Why would he not admit it? Is he concealing something?
Upon reading his novel, If I Die in a Combat Zone, I soon learned some troubling facts. O'Brien's home state of Minnesota is the largest turkey producing state in the nation, and his home town of Worthington calls itself the Turkey Capital of the World, and holds a turkey parade, with a cult-like celebration, on the 2nd week of September.
O'Brien's turkey past is troubling. He could be in the crowd. He could be the boy with the stick. He could be a true turkey aficionado, with a hidden gobbler agenda, that possibly drives a poultry prejudice of unsavory proportions, a person who might take immense effrontery at anyone desecrating the town's divine-turkey demigod image.

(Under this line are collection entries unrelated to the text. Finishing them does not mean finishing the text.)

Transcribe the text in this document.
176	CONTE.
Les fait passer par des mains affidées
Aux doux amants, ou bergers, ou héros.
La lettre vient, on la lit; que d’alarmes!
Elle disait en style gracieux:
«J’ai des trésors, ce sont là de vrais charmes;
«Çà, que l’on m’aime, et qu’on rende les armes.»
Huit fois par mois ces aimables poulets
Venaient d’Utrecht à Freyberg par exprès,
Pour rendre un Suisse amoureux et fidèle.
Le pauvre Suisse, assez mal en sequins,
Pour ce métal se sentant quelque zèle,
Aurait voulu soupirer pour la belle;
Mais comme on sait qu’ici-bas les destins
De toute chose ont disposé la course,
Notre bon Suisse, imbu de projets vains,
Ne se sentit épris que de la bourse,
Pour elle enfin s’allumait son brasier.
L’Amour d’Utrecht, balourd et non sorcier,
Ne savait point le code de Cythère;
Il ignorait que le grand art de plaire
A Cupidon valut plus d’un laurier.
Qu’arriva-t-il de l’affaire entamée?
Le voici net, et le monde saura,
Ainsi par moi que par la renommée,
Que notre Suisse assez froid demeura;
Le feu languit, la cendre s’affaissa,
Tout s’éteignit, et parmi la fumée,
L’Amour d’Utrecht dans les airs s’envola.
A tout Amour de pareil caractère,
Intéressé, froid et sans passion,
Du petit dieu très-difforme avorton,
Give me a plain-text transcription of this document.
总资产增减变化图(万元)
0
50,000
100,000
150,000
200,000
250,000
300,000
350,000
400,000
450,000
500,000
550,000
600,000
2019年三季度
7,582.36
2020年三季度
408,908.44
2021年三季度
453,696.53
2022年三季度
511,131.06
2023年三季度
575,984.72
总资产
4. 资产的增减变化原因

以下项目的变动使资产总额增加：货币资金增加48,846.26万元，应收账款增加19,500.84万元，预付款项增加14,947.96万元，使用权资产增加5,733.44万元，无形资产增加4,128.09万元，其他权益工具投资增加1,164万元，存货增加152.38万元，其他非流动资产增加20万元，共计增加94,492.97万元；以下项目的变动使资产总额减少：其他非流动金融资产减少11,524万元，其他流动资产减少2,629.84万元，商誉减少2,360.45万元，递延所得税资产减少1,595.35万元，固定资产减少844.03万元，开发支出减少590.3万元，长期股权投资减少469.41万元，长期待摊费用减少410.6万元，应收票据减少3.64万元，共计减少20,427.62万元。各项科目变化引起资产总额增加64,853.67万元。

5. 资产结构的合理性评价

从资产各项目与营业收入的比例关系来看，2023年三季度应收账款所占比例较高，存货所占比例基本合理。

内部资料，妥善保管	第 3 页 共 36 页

A terrorist who would dare kidnap the celebrated Sphinx-like bird, in O'Brien's mind, might possibly deserve to suffer a barrage of fire and brimstone, if not penetration by impending turkey crossfire quills, directed by the scribe O'Brien himself.
Yet, on page 14 of Combat Zone, O'Brien does not write fondly of his boyhood Turkey Days:
Turkey Day climaxed when the farmers herded a billion strutting, stinking, beady-eyed birds down the center of town, past the old Gobbler Cafe', past Woolworth's and the Ben Franklin store and the Standard Oil service station. Feathers and droppings and popcorn mixed together in tribute to the town and the prairie. We were young. We stood on the curb and blasted the animals with ammunition from our peashooters.
Elsewhere in the book, he describes big artillery guns bombing the Vietcong as a Turkeyshoot. He writes of turkey dressing served to troops during Thanksgiving.
Beneath the surface, there is a definite turkey meme, and turkey may be in his blood.
In the war, O'Brien surely killed men, which is legal. Ostensibly, I kidnapped a turkey, which is illegal, probably a sin, undoubtedly a red-wattle flag blocking the parapets of Heaven's Winged Gate--which is the only way I would get in--never through the front door. I have no Trump Tower pass. As turkey time flies, I am a mere peasant. That is my story and I am sticking to it.
Yet, never underestimate a citizenry's passion for our nation's turkey.
Above, Worthington citizens participate in a turkey race with fanatic, wattle-gobbled, red-shirted zealotry. Does this look normal I ask?